L’année précédant Novos Baianos Acabou Chorare, Elis Regina chantait le besoin de partir vivre à la campagne pour connaître la paix, entourée de ses amis, de livres et de chèvres (Casa no campo). Encore une chanson tragique, encore un des ces nombreux chants de colère et de frustration à l’image de cette jeune génération “MPB” pleine de rêves étouffés par la dictature au pouvoir et le conservatisme de la société brésilienne.


Novos Baianos Acabou Chorare

C’est dans ce climat morose que sort Acabou Chorare des Novos Baianos. Le nom de l’album signifie « fini de pleurer» et sonne comme un manifeste contre cet état d’esprit d’abattement.

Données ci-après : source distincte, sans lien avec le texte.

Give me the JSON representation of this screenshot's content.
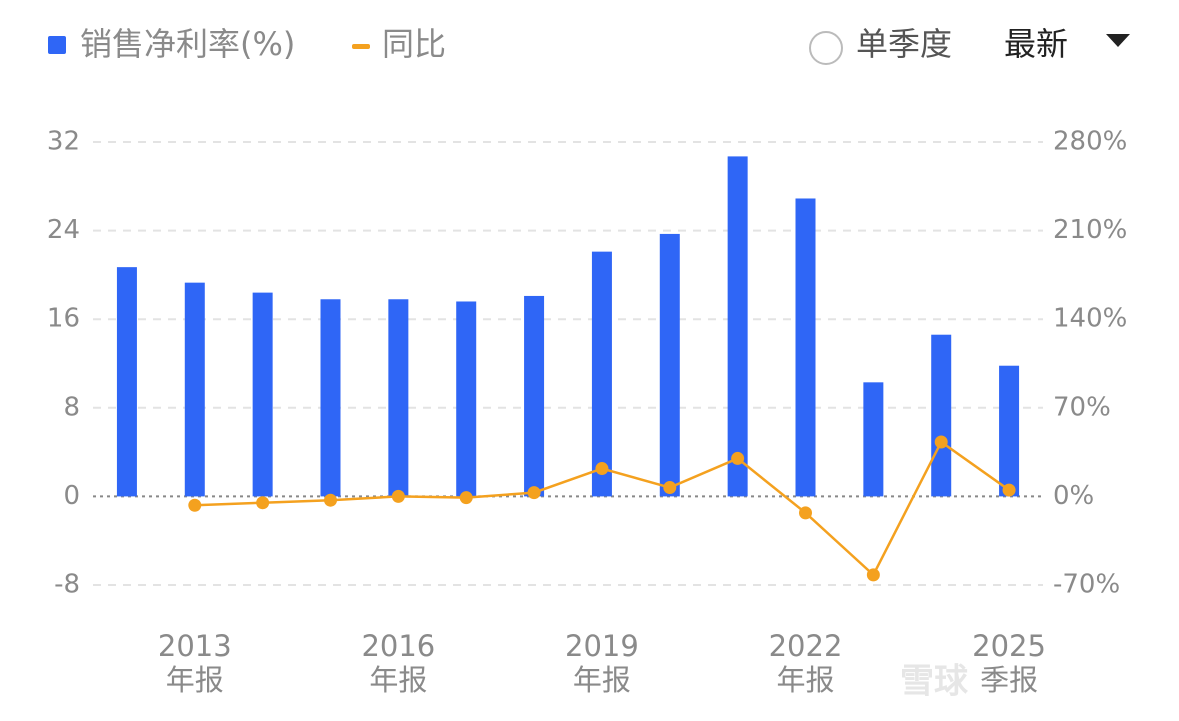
{
  "chart_data": {
    "type": "bar_line",
    "legend": {
      "bar": "销售净利率(%)",
      "line": "同比"
    },
    "controls": {
      "radio": "单季度",
      "dropdown": "最新"
    },
    "watermark": "雪球",
    "categories": [
      null,
      "2013\n年报",
      null,
      null,
      "2016\n年报",
      null,
      null,
      "2019\n年报",
      null,
      null,
      "2022\n年报",
      null,
      null,
      "2025\n季报"
    ],
    "series": [
      {
        "name": "销售净利率(%)",
        "color": "#2f66f6",
        "type": "bar",
        "values": [
          20.7,
          19.3,
          18.4,
          17.8,
          17.8,
          17.6,
          18.1,
          22.1,
          23.7,
          30.7,
          26.9,
          10.3,
          14.6,
          11.8
        ]
      },
      {
        "name": "同比",
        "color": "#f4a11f",
        "type": "line",
        "axis": "y2",
        "values": [
          null,
          -7,
          -5,
          -3,
          0,
          -1,
          3,
          22,
          7,
          30,
          -13,
          -62,
          43,
          5
        ]
      }
    ],
    "ylim": [
      -8,
      32
    ],
    "yticks": [
      -8,
      0,
      8,
      16,
      24,
      32
    ],
    "y2lim": [
      -70,
      280
    ],
    "y2ticks": [
      {
        "value": -70,
        "label": "-70%"
      },
      {
        "value": 0,
        "label": "0%"
      },
      {
        "value": 70,
        "label": "70%"
      },
      {
        "value": 140,
        "label": "140%"
      },
      {
        "value": 210,
        "label": "210%"
      },
      {
        "value": 280,
        "label": "280%"
      }
    ],
    "grid": true
  }
}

A cette période, le groupe a déjà sorti un premier album très rock passé inaperçu et vient de quitter son Bahia natal pour s’installer à Rio de Janeiro. Tous vivent ensemble en communauté dans un appartement du quartier de Botafogo comme des hippies avant de partir s’installer dans les environs ruraux de Rio.

A défaut d’avoir la démocratie, les Novos Baianos prennent la maison à la campagne, les amis et les chèvres chantés par Elis Regina, auxquels ils ajoutent un peu de drogue et beaucoup de football.

João Gilberto, comme eux originaire de Bahia et ami d’enfance d’un des membres, passe de nombreuses nuits en leur compagnie, les prenant sous son aile, jusqu’à finalement devenir leur gourou. De presque 20 ans leur ainé, il leur prodigue ses leçons de vie, voire de philosophie, et une respectabilité nouvelle – ils ne seront plus considérés comme des fumeurs de maconha mais comme les disciples du maître.

Novos Baianos Acabou Chorare
Novos Baianos Acabou Chorare

Éternel vagabond, João Gilberto retrouve cette effervescence artistique et cette simplicité dont sont statut de star l’avait sans doute éloigné. C’est à son contact que les Novos Baianos redécouvrent la musique brésilienne.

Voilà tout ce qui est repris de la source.